Evidence of phosphate assemblies from TEM and MD simulations. (A and B) TEM images of phosphate assemblies (yellow arrows) after heating phosphate solutions show droplet-like features forming at 25 to 50 nm in size. Samples were from different sources and prepared on different days. (A) 100 mM potassium ADP heated to 343 K before vitrification. (B) 100 mM sodium ADP heated to 343 K before vitrification. (C) Cluster size distributions from MD simulations at 343 K show the fraction, P(N), of phosphate ions in a cluster of size N_clust. The insets show snapshots of phosphate assemblies (red and white) and sodium ions (blue) from the simulations. The cluster size distribution and snapshots show that HPO₄²⁻ strongly assembles in contrast to H₂PO₄⁻. When H₂PO₄⁻ is mixed with HPO₄²⁻, the latter induces clustering of H₂PO₄⁻. In this mixed system, the HPO₄²⁻ ions are grayed out to highlight the clustering of H₂PO₄⁻. Simulation snapshots are visualized using Visual Molecular Dynamics (34).

Fig. 4.

Evidence of entropically driven assembly. (A) 100 mM sodium phosphate at pH 4.2 ³¹P DOSY fits of Log(ψ) vs. gradient strength squared show a linear relationship, indicating that a single diffusion coefficient can describe behavior of phosphorous entities contributing to the observed NMR line. (B) Hydrodynamic diameters extracted from the diffusion coefficient from fits in (A). (C) R₂ and R₁ for potassium phosphate pH 4.5 in the presence of 6k MW polyethylene glycol (PEG) at varying PEG concentrations.

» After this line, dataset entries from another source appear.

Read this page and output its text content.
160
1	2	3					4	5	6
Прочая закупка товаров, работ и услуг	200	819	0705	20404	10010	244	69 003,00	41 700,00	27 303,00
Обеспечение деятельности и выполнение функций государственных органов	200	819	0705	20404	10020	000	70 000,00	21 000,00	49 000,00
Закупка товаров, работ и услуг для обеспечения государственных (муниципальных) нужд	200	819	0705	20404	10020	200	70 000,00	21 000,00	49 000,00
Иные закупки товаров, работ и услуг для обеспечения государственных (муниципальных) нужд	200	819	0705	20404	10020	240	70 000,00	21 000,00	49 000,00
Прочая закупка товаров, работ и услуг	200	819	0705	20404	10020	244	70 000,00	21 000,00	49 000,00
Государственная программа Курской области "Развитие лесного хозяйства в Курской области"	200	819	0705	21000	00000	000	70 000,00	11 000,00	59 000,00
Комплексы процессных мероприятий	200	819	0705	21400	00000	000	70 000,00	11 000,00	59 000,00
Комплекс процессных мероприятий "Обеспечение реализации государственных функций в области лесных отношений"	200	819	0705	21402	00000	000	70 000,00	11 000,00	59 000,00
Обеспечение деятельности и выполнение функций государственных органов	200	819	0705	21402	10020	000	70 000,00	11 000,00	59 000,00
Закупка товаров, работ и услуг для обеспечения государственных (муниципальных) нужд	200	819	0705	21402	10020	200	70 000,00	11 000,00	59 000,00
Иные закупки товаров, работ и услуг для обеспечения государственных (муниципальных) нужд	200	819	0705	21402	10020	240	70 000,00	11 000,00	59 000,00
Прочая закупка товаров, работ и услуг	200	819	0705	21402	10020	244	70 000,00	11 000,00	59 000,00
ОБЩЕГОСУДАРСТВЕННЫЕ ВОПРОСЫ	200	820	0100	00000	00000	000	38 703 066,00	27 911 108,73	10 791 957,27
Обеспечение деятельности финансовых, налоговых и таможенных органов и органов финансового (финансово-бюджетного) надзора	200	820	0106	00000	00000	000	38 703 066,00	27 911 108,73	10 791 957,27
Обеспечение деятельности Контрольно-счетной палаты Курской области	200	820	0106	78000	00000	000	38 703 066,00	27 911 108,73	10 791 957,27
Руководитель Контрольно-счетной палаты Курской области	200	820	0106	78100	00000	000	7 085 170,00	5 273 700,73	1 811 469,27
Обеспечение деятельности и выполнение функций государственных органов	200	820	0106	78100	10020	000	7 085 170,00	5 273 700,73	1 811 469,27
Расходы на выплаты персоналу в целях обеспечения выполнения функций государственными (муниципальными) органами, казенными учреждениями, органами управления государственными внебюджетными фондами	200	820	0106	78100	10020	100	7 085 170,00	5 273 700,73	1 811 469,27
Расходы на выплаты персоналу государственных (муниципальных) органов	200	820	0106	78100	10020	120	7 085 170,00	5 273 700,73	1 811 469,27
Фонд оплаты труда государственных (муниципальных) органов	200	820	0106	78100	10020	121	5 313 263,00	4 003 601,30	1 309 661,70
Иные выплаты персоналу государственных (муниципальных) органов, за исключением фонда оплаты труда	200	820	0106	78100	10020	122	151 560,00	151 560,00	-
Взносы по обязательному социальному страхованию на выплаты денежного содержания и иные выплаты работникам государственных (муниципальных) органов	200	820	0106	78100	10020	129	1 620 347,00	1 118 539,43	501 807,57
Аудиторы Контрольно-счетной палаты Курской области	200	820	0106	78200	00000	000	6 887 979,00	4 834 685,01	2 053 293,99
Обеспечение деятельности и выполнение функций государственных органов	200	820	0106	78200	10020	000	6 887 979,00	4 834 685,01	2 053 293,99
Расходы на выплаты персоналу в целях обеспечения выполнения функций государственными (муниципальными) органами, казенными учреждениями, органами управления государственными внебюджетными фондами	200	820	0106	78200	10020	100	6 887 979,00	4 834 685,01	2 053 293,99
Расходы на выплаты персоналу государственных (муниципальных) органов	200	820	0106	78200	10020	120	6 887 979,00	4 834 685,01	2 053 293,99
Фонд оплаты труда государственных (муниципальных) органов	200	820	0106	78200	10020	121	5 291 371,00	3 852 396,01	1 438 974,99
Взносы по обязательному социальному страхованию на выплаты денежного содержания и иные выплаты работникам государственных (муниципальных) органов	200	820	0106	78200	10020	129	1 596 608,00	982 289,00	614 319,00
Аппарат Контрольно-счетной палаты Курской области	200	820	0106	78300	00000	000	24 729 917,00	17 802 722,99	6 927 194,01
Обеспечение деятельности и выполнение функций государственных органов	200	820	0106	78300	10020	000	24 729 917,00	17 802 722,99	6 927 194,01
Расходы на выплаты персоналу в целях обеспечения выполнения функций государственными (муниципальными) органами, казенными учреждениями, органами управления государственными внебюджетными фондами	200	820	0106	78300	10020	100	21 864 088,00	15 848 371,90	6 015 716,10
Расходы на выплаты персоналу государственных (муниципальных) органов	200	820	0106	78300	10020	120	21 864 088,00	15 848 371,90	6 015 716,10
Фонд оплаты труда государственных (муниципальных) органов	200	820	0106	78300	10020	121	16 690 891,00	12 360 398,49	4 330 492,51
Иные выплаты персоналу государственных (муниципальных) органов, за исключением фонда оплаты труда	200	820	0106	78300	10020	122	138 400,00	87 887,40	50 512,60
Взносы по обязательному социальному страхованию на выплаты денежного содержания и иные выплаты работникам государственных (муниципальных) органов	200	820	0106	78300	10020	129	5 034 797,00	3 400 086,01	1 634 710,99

Solid lines are quadratic fits to data to guide the eye. (D) R₂ and R₁ for orthophosphate pH 4.5 samples at 10 and 100 mM, with varying types of cationic salt chlorides and concentrations (see legend below). Salt-added samples are sodium phosphate salts, while no additional salt samples shown are monophosphate salts with the corresponding potassium or sodium cationic species. Solid lines are third-order polynomial fits to data to guide the eye. The R₂ trends follow the predicted trends for the Hofmeister series, while R₁ shows little difference at 10 mM phosphate concentration but significant differences for different salts at 100 mM.